As vogais são produzidas sem qualquer obstrução do trato vocal1.

As consoantes, por seu lado, resultam da «obstrução ou estreitamento do tracto2 vocal em que a passagem do ar é total ou parcialmente bloqueada»3.

 

1 Ver "Vogal" no Dicionário Terminológico (DT). A expressão «trato vocal» refere-se à «zona por onde passa o ar, acima da laringe, cuja forma é um fator que determina a qualidade dos sons da fala» e é termo que se aplica, «num sentido mais genérico, aos órgãos vocais» (Dicionário de Termos Linguísticos, Portal da Língua Portuguesa).

2 Mantém-se a ortografia da fonte consultada, publicada antes da aplicação do Acordo Ortográfico de 90

3 Ver "Consoante" no DT.

Pergunta:

Será que "fálár", "ládrár", "págár", "lárgár" e... "gánhár" terão a mesma asneira comum ?

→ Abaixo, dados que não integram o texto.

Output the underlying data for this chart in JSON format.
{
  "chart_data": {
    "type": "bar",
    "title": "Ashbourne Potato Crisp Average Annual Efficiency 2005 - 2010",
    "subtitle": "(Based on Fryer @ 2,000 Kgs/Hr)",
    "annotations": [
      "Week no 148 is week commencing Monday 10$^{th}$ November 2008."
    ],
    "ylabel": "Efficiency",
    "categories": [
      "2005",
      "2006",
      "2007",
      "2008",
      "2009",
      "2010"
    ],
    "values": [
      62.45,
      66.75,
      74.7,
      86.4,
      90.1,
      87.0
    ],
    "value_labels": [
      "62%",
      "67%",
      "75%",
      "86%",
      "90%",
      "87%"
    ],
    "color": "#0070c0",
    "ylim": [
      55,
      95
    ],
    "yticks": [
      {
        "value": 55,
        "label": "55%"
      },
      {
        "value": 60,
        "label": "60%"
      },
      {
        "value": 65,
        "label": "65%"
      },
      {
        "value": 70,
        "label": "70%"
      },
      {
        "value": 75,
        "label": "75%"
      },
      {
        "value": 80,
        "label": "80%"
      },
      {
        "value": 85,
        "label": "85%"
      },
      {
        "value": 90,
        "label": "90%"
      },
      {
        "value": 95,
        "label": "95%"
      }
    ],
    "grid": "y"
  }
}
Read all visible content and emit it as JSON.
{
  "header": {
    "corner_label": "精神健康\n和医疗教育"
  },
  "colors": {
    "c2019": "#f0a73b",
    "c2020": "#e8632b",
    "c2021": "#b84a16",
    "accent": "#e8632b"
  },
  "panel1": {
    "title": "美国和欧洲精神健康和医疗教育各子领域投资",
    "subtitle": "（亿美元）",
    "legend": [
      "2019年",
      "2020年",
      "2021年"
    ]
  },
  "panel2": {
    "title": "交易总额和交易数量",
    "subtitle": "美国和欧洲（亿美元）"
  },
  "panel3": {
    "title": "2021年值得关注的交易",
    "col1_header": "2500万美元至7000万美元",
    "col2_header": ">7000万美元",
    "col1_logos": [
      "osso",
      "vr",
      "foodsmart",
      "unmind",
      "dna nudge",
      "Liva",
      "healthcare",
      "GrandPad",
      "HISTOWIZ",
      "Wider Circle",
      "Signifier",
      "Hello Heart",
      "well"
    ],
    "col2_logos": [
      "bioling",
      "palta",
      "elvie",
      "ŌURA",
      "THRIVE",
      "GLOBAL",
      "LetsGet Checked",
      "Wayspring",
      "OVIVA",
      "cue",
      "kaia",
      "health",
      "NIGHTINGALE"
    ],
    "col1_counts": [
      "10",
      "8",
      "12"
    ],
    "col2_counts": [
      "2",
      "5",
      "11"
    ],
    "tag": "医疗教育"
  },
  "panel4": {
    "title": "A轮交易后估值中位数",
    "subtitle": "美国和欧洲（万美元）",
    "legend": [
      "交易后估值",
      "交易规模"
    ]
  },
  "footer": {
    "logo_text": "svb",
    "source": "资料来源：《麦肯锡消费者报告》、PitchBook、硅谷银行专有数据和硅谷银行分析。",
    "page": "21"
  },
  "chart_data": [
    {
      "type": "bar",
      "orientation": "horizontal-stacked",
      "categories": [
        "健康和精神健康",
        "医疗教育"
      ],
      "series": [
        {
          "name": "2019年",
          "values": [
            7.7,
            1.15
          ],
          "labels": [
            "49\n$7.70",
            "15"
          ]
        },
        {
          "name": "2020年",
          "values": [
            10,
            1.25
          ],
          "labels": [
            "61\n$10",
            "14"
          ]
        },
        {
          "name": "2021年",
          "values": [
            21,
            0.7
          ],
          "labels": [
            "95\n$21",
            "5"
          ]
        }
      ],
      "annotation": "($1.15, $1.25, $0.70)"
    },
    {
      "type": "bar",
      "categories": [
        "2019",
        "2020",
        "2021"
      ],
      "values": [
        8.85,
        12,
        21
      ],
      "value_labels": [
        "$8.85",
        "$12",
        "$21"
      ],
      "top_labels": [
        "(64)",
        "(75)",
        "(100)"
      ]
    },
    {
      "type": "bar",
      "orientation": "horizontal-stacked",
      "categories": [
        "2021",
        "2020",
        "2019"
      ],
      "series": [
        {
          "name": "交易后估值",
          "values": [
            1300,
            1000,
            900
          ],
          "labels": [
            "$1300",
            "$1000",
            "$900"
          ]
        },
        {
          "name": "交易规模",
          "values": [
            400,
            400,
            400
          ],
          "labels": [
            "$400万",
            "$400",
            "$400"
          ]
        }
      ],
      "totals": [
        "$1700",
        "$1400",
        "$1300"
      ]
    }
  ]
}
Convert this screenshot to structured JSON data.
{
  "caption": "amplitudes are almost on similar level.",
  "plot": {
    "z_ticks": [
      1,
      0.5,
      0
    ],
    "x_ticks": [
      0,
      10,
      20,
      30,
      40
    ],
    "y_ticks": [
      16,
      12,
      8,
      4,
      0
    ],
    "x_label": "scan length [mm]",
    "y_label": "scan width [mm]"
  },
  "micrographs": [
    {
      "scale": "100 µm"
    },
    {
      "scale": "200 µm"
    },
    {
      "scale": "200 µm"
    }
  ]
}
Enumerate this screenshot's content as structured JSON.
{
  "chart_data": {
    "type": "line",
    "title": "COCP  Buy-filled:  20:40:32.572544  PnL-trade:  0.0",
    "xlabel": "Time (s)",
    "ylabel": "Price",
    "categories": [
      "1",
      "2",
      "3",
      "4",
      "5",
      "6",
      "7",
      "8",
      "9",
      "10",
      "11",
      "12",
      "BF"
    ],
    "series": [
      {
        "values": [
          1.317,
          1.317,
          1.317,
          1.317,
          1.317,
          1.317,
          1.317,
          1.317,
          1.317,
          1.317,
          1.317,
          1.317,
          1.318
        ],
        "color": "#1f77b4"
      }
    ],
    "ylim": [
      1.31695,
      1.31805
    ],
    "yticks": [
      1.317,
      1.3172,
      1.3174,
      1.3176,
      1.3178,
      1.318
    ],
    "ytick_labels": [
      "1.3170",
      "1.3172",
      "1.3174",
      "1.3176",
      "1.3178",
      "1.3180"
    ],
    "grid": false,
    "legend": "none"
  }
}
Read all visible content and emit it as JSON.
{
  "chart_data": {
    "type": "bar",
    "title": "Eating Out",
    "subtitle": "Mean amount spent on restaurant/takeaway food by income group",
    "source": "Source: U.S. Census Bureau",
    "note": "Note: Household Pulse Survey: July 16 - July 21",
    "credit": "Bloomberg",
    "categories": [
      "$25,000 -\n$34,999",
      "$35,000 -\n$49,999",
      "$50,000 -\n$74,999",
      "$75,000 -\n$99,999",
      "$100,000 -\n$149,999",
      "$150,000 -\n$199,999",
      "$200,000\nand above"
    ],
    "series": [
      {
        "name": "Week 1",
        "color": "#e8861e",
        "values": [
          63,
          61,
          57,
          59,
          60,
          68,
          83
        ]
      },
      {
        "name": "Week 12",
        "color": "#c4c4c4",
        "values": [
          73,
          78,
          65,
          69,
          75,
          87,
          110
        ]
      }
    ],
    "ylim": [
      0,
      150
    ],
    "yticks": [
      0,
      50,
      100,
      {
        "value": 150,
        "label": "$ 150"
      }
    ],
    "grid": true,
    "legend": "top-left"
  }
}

Como "curenta" (40), "riu" (rio), "Lôres" ou "Lólé" (Loulé)?

 

Resposta:

Convém perceber que o que se escreve nem sempre corresponde ao que se pronuncia realmente. Quem trabalha em fonética e fonologia sabe isto muito bem e descobre que há mais variação do que se imagina – variação que até não é considerada incorreta nem pelos estudiosos da língua nem pelos leigos em matéria de atitudes linguísticas. Assim, se se está a falar de pronúncia, há que distinguir entre a pronúncia aceite por todo o país e as pronúncias que são toleradas regionalmente.

Sobre os cinco primeiros casos, no contexto da variação observada em Portugal:

a) "fálár", "ládrár", "lárgár" e "págár" são de facto pronúncias anómalas ou menos recomendáveis entre falantes do território português, porque o a da primeira sílaba de cada caso costuma ser fechado1;

b) o mesmo não se pode dizer de ganhar pronunciado como "gánhar", caso em que o a da primeira sílaba, que é átona, é aberto por razões históricas (vem de dois aa da forma arcaica gaanhar).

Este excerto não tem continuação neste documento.